Parábola de los girasolesEn el envés de las hojas, los girasoles disponen de unas glándulas llamadas “tricomas”. Contienen unas sustancias químicas que, una vez en tierra, evitan la germinación de malas hierbas alrededor de las flores. El agua de riego, la lluvia y el rocío toman en brazos esas sustancias y las llevan hacia la raíz y la tierra que hace de hogar a los girasoles.

Para beber mejor el vino de esta pequeña parábola es menester visitar antes la viña de sus datos.

La fuente, el “girasol”, de la parábola ha sido una noticia elaborada por la Agencia de noticias Historias de Luz, que se esfuerza cada día en girar su corola en busca del sol de las buenas noticias de Andalucía.

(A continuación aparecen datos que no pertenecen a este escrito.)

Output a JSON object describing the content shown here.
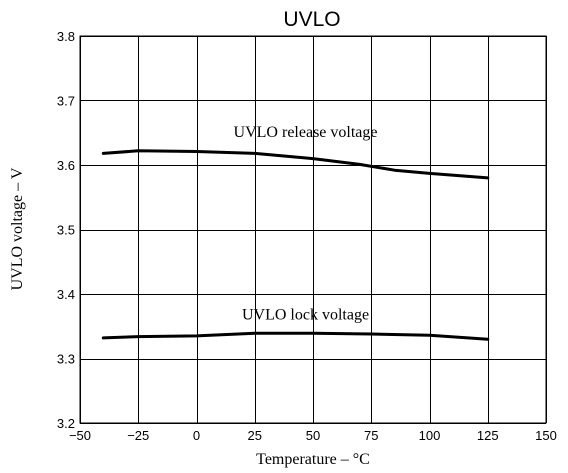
{
  "chart_data": {
    "type": "line",
    "title": "UVLO",
    "xlabel": "Temperature  –  °C",
    "ylabel": "UVLO voltage  –  V",
    "xlim": [
      -50,
      150
    ],
    "ylim": [
      3.2,
      3.8
    ],
    "xticks": [
      -50,
      -25,
      0,
      25,
      50,
      75,
      100,
      125,
      150
    ],
    "xtick_labels": [
      "−50",
      "−25",
      "0",
      "25",
      "50",
      "75",
      "100",
      "125",
      "150"
    ],
    "yticks": [
      3.2,
      3.3,
      3.4,
      3.5,
      3.6,
      3.7,
      3.8
    ],
    "ytick_labels": [
      "3.2",
      "3.3",
      "3.4",
      "3.5",
      "3.6",
      "3.7",
      "3.8"
    ],
    "grid": true,
    "series": [
      {
        "name": "UVLO release voltage",
        "x": [
          -40,
          -25,
          0,
          25,
          50,
          70,
          85,
          100,
          125
        ],
        "y": [
          3.618,
          3.622,
          3.621,
          3.618,
          3.61,
          3.601,
          3.592,
          3.587,
          3.58
        ]
      },
      {
        "name": "UVLO lock voltage",
        "x": [
          -40,
          -25,
          0,
          25,
          50,
          75,
          100,
          125
        ],
        "y": [
          3.332,
          3.334,
          3.335,
          3.339,
          3.339,
          3.338,
          3.336,
          3.33
        ]
      }
    ]
  }
}
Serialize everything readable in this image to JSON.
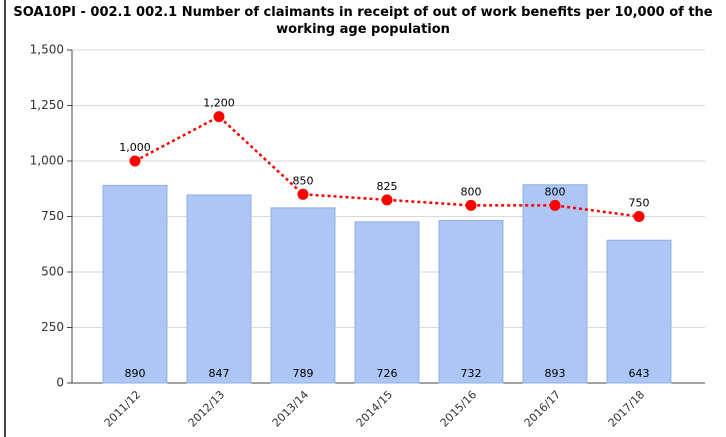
{
  "chart_data": {
    "type": "combo",
    "title": "SOA10PI - 002.1 002.1 Number of claimants in receipt of out of work benefits per 10,000 of the working age population",
    "categories": [
      "2011/12",
      "2012/13",
      "2013/14",
      "2014/15",
      "2015/16",
      "2016/17",
      "2017/18"
    ],
    "series": [
      {
        "type": "bar",
        "color": "#adc6f4",
        "values": [
          890,
          847,
          789,
          726,
          732,
          893,
          643
        ]
      },
      {
        "type": "line",
        "color": "#ff0000",
        "values": [
          1000,
          1200,
          850,
          825,
          800,
          800,
          750
        ],
        "value_labels": [
          "1,000",
          "1,200",
          "850",
          "825",
          "800",
          "800",
          "750"
        ]
      }
    ],
    "ylim": [
      0,
      1500
    ],
    "yticks": [
      0,
      250,
      500,
      750,
      {
        "value": 1000,
        "label": "1,000"
      },
      {
        "value": 1250,
        "label": "1,250"
      },
      {
        "value": 1500,
        "label": "1,500"
      }
    ],
    "grid": true
  }
}
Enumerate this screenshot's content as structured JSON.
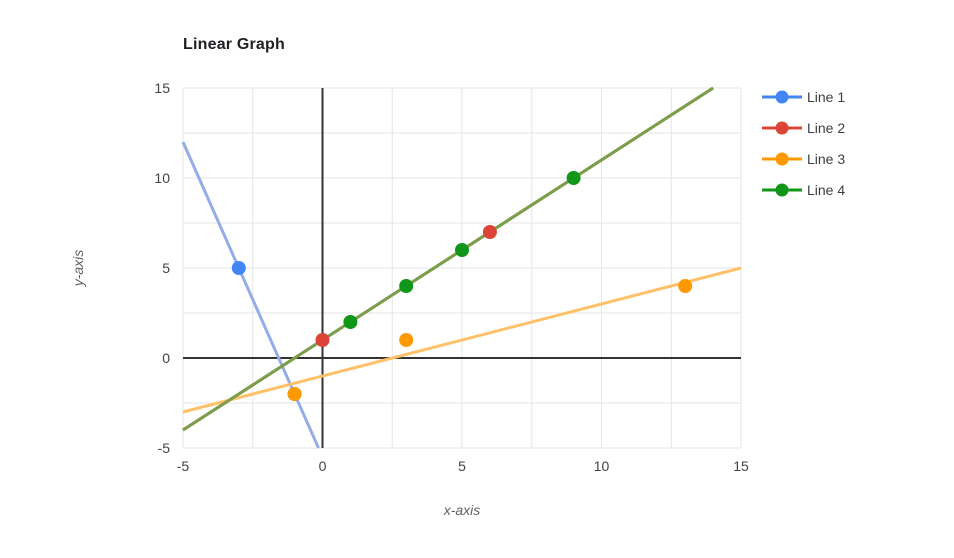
{
  "chart_data": {
    "type": "scatter",
    "title": "Linear Graph",
    "xlabel": "x-axis",
    "ylabel": "y-axis",
    "xlim": [
      -5,
      15
    ],
    "ylim": [
      -5,
      15
    ],
    "x_ticks": [
      -5,
      0,
      5,
      10,
      15
    ],
    "y_ticks": [
      -5,
      0,
      5,
      10,
      15
    ],
    "grid": true,
    "minor_grid_step": 2.5,
    "legend_position": "right",
    "colors": {
      "grid": "#e6e6e6",
      "zero_axis": "#333333",
      "tick_label": "#424242",
      "axis_title": "#616161",
      "title": "#202124",
      "legend_text": "#3c4043",
      "background": "#ffffff"
    },
    "series": [
      {
        "name": "Line 1",
        "color": "#4285F4",
        "points": [
          [
            -3,
            5
          ],
          [
            -1,
            -2
          ]
        ],
        "trendline": {
          "slope": -3.5,
          "intercept": -5.5,
          "color": "#94ACE9"
        }
      },
      {
        "name": "Line 2",
        "color": "#DB4437",
        "points": [
          [
            0,
            1
          ],
          [
            6,
            7
          ]
        ],
        "trendline": {
          "slope": 1,
          "intercept": 1,
          "color": "#7C9D4C"
        }
      },
      {
        "name": "Line 3",
        "color": "#FF9900",
        "points": [
          [
            -1,
            -2
          ],
          [
            3,
            1
          ],
          [
            13,
            4
          ]
        ],
        "trendline": {
          "slope": 0.4,
          "intercept": -1,
          "color": "#FFC06A"
        }
      },
      {
        "name": "Line 4",
        "color": "#109618",
        "points": [
          [
            1,
            2
          ],
          [
            3,
            4
          ],
          [
            5,
            6
          ],
          [
            9,
            10
          ]
        ],
        "trendline": {
          "slope": 1,
          "intercept": 1,
          "color": "#7C9D4C"
        }
      }
    ]
  }
}
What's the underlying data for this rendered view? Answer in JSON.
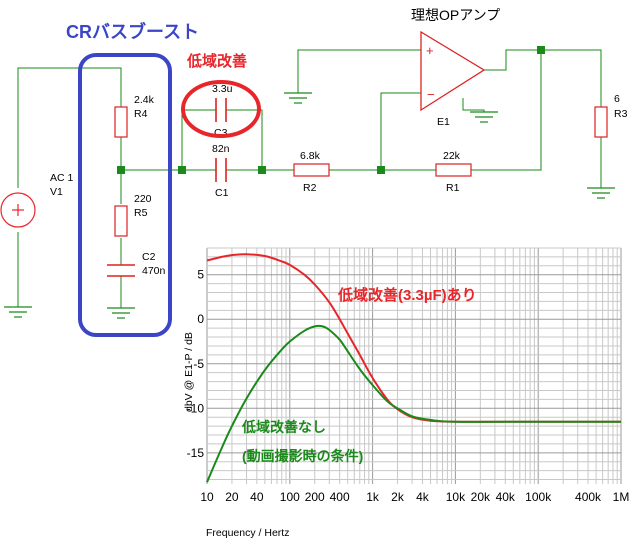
{
  "schematic": {
    "bass_boost_title": "CRバスブースト",
    "low_freq_improve_title": "低域改善",
    "opamp_title": "理想OPアンプ",
    "source": {
      "name": "AC 1",
      "ref": "V1"
    },
    "r4": {
      "value": "2.4k",
      "ref": "R4"
    },
    "r5": {
      "value": "220",
      "ref": "R5"
    },
    "c2": {
      "ref": "C2",
      "value": "470n"
    },
    "c3": {
      "value": "3.3u",
      "ref": "C3"
    },
    "c1": {
      "value": "82n",
      "ref": "C1"
    },
    "r2": {
      "value": "6.8k",
      "ref": "R2"
    },
    "r1": {
      "value": "22k",
      "ref": "R1"
    },
    "r3": {
      "value": "6",
      "ref": "R3"
    },
    "opamp_ref": "E1"
  },
  "chart_data": {
    "type": "line",
    "x_scale": "log",
    "xlim": [
      10,
      1000000
    ],
    "ylim": [
      -18.5,
      8
    ],
    "x_ticks": [
      {
        "v": 10,
        "label": "10"
      },
      {
        "v": 20,
        "label": "20"
      },
      {
        "v": 40,
        "label": "40"
      },
      {
        "v": 100,
        "label": "100"
      },
      {
        "v": 200,
        "label": "200"
      },
      {
        "v": 400,
        "label": "400"
      },
      {
        "v": 1000,
        "label": "1k"
      },
      {
        "v": 2000,
        "label": "2k"
      },
      {
        "v": 4000,
        "label": "4k"
      },
      {
        "v": 10000,
        "label": "10k"
      },
      {
        "v": 20000,
        "label": "20k"
      },
      {
        "v": 40000,
        "label": "40k"
      },
      {
        "v": 100000,
        "label": "100k"
      },
      {
        "v": 400000,
        "label": "400k"
      },
      {
        "v": 1000000,
        "label": "1M"
      }
    ],
    "y_ticks": [
      {
        "v": 5,
        "label": "5"
      },
      {
        "v": 0,
        "label": "0"
      },
      {
        "v": -5,
        "label": "-5"
      },
      {
        "v": -10,
        "label": "-10"
      },
      {
        "v": -15,
        "label": "-15"
      }
    ],
    "xlabel": "Frequency / Hertz",
    "ylabel": "dbV @ E1-P / dB",
    "grid": true,
    "series": [
      {
        "name": "低域改善(3.3µF)あり",
        "color": "#e8262a",
        "x": [
          10,
          15,
          20,
          30,
          50,
          80,
          100,
          150,
          200,
          300,
          400,
          500,
          700,
          1000,
          1500,
          2000,
          3000,
          5000,
          10000,
          100000,
          1000000
        ],
        "y": [
          6.6,
          7.0,
          7.2,
          7.3,
          7.1,
          6.5,
          6.1,
          5.0,
          3.9,
          1.9,
          0.0,
          -1.6,
          -4.0,
          -6.6,
          -9.0,
          -10.1,
          -11.0,
          -11.4,
          -11.5,
          -11.5,
          -11.5
        ]
      },
      {
        "name": "低域改善なし\n(動画撮影時の条件)",
        "color": "#1a8a1a",
        "x": [
          10,
          15,
          20,
          30,
          50,
          80,
          100,
          150,
          200,
          250,
          300,
          400,
          500,
          700,
          1000,
          1500,
          2000,
          3000,
          5000,
          10000,
          100000,
          1000000
        ],
        "y": [
          -18.3,
          -14.5,
          -12.0,
          -8.9,
          -5.7,
          -3.4,
          -2.5,
          -1.3,
          -0.8,
          -0.8,
          -1.2,
          -2.3,
          -3.6,
          -5.6,
          -7.4,
          -9.2,
          -10.0,
          -10.9,
          -11.3,
          -11.5,
          -11.5,
          -11.5
        ]
      }
    ]
  }
}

Herbicidas ecológicos gracias a un secreto de los girasoles

Historias de Luz – 15.02.16

¿Por qué en los campos de girasoles no hay generalmente malas hierbas? Investigadores de la Universidad de Cádiz partieron de ese interrogante e iniciaron un estudio. La respuesta, aseguran, está en el propio girasol, concretamente en el envés de sus hojas, donde se acumulan ciertas sustancias capaz de eliminar plantas competidoras para el cultivo. Gracias a ese descubrimiento, han conseguido crear nuevos herbicidas ecológicos.

Y ahora, conversemos sobre lo que los girasoles y los científicos gaditanos nos enseñan para la vida:

Nuestra vida es un “girasol”. Las hojas, cada hoja, nos dice que la vida exterior, de relación con los demás y con el mundo, representada por el “haz”, es una sola cosa con la vida interior —nuestros pensamientos y sentimientos—, representada por el “envés”. Así como el haz y el envés de la hoja nunca están separados, nuestra vida debe fluir en la armonía entre lo exterior y lo interior.

El “haz” contiene la clorofila de nuestras virtudes humanas, activada por la luz del Sol que, por naturaleza, como “girasoles”, buscamos sin descanso. Cuando cuidamos bien el “envés”, la vida interior, en camino de madurez creciente, destilamos a nuestro alrededor esas “sustancias” —tricomas espirituales—que protegen nuestro entorno de las malas hierbas —Jesús las llama “cizaña” en la parábola (Mt 13, 24-43)— del encono, la ira, la tristeza y demás visitantes indeseados de nuestro campo de girasoles. Pero para ello, no debemos ser “impermeables” al rocío y a la lluvia del amor, debemos compartirnos, dar la vida, ofrecernos a los demás.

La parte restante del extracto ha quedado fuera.